Corban Cloud

Husband, Father, and Foster Parent

Seeking to be an intentionally kind human

Pragmatic technical leader who helps define direction and enable exection

Software engineer focused on platform development and operations



My Mindset

A valuable lesson passed on to me by a mentor from my early career can be summarized in a quick phrase: "[the] programming language is an implementation detail..." This notion reminds me that while technology is integral, it's just one component of creating great software. True excellence encompasses much more than the tools we use, although its often easy to get lost in the allure of benchmarks and emerging trends. Similarly, selecting technology or making architectural decisions based solely on what is familiar and comfortable can lead to untold challenges. Therefore, I believe in and strive to impress upon my team mates the importance of thoughtful, pragmatic, data driven decision-making.
Central to this approach is ensuring alignment within the team, minimizing distractions, and providing the necessary resources for execution. It's about fostering an environment where excellence can thrive. In service of this, I advocate for the implementation of Service Level Objectives (SLOs). While the term may not always have been in use, I've consistently promoted the concept in my previous roles, and now in-name for the last 5-6 years.
Establishing clear, shared standards for what constitutes "good" in our products or services is crucial for team success and organizational growth. It's a collective effort that uplifts everyone involved, and helps create a shared vision of what we're aiming for.
I've seen the impact of SLOs go far beyond a single product team and become a common currency for understanding the reliability of an ecosystem as a whole, balancing the wants and needs of many teams and creating shared understanding of the health of products across tech teams and engineering adjacent teams (e.g. design, product)

I have a great deal many more thoughts to share but I'll leave it here for now while I continue to consider pondering whether its worth the effort of creating a blog here. :)


Software Development

In so far as the technology I am familiar with, and admitedly what I'd choose by default if there were no other prevailing factors, I'm a polyglot software engineer familiar with many languages but most often reach for Golang. I've done plenty of work building frontends in TypeScript (and JavaScript), and using Python for midsize task automation. I have some professional experience with PHP and Ruby as well, and I'm learning Rust on in my spare time and really excited about what I've learned so far.
Generally I reached for compiled languages as well as other tools that help shift errors "left" earlier into the software development lifecycle.

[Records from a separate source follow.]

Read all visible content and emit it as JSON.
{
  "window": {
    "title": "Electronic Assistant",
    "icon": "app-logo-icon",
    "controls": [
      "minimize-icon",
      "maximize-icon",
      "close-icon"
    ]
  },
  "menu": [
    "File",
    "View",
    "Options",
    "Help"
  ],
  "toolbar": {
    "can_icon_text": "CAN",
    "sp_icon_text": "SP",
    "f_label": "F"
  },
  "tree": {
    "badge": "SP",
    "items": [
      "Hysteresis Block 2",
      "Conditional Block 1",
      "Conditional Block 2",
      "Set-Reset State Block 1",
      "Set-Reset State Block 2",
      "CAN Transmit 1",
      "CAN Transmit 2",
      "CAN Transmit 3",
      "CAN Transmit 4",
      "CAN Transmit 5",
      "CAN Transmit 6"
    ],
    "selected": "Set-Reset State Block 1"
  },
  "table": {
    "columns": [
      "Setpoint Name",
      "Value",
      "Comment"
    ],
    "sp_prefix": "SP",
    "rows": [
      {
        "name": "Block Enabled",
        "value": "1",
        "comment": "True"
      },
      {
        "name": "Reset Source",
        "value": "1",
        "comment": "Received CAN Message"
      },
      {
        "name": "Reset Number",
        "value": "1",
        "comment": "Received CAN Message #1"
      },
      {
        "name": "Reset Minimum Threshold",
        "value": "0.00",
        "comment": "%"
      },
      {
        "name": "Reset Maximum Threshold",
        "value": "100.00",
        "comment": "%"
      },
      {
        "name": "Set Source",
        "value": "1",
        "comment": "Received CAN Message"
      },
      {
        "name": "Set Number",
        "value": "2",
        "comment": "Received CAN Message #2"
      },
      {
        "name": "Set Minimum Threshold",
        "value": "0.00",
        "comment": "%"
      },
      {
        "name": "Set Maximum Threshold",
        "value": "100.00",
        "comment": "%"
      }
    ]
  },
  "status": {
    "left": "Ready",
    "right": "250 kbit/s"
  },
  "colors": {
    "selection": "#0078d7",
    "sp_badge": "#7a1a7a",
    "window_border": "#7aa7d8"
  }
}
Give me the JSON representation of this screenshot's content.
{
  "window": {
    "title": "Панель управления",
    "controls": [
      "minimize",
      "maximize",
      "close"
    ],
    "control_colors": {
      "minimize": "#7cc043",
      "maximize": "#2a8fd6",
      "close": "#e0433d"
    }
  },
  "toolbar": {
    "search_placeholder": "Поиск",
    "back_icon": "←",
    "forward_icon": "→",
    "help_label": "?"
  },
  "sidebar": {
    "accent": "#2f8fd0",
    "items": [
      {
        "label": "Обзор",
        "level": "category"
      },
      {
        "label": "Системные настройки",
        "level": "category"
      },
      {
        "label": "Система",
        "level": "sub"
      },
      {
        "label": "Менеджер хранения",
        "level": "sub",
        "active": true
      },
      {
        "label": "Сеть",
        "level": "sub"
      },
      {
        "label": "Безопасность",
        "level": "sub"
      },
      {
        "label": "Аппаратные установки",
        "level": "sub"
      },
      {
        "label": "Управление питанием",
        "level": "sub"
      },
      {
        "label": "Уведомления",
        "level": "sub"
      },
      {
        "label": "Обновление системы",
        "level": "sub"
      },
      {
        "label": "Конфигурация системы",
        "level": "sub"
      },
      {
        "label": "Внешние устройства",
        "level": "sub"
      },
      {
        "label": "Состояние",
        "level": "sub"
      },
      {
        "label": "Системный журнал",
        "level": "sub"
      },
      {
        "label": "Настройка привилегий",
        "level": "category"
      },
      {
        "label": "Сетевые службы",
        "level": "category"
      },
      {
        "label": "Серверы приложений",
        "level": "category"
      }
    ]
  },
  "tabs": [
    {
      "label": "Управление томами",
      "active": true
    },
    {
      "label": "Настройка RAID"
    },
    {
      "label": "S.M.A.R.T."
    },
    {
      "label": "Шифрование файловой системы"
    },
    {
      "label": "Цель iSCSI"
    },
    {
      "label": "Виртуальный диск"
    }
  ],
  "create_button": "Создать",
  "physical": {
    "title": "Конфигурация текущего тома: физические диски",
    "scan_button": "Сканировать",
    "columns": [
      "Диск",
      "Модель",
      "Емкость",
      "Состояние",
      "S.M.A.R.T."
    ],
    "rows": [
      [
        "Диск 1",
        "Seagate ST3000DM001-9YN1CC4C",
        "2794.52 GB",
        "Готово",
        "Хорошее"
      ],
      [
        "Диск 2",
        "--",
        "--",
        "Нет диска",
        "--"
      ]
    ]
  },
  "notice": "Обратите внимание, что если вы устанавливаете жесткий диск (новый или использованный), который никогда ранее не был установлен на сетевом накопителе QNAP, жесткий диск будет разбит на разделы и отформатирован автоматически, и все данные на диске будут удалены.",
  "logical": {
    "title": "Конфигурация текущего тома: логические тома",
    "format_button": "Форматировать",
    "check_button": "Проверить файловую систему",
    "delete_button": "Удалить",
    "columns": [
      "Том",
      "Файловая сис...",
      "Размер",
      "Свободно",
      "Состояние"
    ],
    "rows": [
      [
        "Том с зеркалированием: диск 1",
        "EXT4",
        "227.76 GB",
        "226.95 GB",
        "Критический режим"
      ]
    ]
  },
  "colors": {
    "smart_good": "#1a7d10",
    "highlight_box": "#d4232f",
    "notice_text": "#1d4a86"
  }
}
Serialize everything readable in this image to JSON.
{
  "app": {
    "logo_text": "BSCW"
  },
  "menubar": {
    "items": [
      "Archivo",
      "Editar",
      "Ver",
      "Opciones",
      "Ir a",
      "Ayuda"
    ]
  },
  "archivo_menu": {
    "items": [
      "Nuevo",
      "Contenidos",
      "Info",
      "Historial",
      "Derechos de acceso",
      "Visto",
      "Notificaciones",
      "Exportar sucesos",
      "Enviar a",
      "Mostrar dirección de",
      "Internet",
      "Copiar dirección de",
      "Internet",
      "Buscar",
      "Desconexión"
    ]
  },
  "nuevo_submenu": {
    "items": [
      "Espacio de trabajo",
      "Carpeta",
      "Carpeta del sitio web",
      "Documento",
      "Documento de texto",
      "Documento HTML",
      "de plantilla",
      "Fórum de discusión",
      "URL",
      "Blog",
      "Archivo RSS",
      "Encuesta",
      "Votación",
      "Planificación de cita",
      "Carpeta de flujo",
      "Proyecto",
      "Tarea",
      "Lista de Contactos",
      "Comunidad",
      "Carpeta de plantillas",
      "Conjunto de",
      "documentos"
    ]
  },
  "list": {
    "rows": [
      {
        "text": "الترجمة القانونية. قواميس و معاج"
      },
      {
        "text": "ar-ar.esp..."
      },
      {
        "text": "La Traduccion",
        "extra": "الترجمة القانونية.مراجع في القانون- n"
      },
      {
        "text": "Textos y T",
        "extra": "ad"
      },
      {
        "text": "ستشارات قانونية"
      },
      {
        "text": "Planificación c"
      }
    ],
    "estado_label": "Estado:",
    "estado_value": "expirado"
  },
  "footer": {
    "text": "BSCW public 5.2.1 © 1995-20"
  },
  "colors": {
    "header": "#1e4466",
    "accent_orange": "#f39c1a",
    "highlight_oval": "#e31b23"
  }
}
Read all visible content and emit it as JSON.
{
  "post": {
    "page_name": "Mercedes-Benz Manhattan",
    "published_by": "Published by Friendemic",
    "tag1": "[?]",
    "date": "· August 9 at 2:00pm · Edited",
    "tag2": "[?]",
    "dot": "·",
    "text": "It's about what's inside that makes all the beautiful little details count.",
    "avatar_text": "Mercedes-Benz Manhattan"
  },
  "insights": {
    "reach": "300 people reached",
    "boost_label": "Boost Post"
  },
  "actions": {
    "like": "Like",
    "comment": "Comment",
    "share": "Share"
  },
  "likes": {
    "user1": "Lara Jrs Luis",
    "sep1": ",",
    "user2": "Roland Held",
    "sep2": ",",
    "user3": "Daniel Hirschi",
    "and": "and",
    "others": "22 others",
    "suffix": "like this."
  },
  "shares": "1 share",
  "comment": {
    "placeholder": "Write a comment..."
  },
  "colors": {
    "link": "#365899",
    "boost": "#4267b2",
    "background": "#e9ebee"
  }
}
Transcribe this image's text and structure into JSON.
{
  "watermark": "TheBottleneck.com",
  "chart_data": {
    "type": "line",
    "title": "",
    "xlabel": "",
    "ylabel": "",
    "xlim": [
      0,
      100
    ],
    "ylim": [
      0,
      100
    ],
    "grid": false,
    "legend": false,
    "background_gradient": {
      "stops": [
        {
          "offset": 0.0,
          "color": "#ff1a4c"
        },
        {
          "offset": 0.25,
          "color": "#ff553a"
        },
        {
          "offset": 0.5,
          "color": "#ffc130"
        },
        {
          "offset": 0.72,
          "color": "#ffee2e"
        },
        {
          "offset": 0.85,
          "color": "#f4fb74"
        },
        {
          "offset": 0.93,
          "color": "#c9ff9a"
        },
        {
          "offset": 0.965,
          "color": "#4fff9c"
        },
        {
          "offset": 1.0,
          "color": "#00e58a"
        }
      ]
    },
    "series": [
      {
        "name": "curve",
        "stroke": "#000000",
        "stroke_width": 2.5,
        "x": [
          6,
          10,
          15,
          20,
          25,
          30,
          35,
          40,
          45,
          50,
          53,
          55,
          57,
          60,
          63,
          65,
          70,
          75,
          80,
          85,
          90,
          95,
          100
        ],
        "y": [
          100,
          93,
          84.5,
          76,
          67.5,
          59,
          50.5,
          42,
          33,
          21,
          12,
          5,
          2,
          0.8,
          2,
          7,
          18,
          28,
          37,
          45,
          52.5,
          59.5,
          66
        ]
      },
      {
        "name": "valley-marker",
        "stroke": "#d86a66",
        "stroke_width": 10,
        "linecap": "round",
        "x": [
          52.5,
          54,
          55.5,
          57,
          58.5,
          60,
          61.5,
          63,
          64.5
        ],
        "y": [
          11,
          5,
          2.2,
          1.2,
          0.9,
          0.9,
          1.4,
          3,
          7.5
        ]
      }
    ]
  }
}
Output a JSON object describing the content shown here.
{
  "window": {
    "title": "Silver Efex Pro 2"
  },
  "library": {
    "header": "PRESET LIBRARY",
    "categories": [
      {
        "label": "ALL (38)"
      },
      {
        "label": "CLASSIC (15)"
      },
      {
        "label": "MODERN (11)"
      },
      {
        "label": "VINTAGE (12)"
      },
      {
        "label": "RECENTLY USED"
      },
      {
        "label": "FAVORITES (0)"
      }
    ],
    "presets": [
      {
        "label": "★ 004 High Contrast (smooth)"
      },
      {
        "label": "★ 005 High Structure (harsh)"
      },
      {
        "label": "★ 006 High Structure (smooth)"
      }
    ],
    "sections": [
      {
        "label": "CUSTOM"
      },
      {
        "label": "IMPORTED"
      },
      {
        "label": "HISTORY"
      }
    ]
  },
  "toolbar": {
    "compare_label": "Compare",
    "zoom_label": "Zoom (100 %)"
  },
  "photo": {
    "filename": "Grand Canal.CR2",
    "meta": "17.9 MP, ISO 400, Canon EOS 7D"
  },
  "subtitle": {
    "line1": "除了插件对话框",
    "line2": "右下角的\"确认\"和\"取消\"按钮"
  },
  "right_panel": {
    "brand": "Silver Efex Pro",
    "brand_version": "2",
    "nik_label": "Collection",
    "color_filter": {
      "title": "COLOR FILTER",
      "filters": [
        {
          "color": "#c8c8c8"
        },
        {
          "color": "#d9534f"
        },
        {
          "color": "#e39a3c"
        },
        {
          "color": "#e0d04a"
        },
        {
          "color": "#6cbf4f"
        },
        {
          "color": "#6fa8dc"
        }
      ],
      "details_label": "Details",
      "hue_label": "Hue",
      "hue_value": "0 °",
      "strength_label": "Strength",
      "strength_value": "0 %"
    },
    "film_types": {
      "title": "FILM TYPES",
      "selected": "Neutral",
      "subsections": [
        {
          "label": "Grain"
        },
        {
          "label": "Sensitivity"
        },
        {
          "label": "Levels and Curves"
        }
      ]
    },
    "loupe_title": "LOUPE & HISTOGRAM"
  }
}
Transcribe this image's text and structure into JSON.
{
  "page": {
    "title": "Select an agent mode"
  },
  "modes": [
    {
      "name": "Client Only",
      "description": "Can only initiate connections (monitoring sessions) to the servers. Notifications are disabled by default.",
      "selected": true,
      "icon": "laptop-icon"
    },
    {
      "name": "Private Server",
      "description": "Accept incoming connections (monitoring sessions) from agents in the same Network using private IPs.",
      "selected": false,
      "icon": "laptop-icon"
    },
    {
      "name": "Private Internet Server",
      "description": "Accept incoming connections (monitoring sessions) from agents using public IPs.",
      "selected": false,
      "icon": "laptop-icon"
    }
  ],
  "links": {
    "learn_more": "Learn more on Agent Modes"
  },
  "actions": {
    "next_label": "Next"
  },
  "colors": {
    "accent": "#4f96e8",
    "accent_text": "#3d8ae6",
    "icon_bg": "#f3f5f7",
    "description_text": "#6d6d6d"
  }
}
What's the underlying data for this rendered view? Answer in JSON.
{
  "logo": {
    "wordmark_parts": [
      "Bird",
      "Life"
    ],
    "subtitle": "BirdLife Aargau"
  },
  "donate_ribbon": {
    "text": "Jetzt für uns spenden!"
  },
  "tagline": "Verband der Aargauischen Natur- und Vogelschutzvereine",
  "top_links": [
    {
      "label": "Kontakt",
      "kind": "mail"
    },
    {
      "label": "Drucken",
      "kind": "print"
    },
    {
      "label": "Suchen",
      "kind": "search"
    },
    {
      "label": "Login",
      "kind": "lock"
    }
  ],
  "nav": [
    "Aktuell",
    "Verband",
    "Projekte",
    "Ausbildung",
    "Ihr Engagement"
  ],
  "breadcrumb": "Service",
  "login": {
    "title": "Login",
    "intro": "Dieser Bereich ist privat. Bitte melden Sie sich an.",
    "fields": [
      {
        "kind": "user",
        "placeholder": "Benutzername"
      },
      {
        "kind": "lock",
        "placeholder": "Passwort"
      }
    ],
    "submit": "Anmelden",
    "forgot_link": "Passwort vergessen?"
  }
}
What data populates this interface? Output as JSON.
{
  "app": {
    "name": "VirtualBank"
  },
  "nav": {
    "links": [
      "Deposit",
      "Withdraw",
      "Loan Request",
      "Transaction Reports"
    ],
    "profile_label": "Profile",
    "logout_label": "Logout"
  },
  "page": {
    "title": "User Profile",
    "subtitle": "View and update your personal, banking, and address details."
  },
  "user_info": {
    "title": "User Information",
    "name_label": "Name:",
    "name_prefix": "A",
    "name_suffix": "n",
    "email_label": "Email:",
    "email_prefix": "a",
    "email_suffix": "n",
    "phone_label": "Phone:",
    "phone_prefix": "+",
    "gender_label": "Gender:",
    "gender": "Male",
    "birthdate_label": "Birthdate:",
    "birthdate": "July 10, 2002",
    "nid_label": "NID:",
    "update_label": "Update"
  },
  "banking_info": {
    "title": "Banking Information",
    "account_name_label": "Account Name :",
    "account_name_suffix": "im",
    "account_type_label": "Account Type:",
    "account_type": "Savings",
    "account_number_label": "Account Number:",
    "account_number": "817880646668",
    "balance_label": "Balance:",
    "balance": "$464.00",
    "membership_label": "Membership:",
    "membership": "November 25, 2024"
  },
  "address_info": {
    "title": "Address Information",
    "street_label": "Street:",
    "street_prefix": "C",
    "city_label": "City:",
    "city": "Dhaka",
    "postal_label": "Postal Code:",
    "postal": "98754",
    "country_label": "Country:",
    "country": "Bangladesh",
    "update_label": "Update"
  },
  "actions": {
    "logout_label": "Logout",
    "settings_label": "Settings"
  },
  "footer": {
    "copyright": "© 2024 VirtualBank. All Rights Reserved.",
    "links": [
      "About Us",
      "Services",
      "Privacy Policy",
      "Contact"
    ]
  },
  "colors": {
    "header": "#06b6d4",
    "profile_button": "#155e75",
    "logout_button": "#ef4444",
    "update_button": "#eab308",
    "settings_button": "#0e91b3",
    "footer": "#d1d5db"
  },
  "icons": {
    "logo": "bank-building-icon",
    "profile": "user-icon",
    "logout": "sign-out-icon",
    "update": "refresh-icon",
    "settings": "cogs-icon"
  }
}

Provisioning and Distributing

Of course software needs to be distributed in some fashion in order to me useful outside of "my machine". Beyond just being great tech, you could say I owe a lot to Docker, it's what got my interest in DevOps started way back in 2016, and what got me thinking about codifying operations problems (I actually was a Docker Accredited Consultant in 2017).

Quickly (and unoriginally) I realized that having my software in this nice distributable package (Docker image) was great but I needed tools to deploy those . Naturally I got in Kuberenetes and Terraform to build the clusters and surrounding infrastructure to deploy all those beautiful clusters to. After few years of practice and I would later get the to build and maintain high stakes Kubernetes infrastructure and CI/CD at The Home Depot, and follow my manager from my time there to build multi-national, multi-tenant, hybrid cloud systems at Yodlee.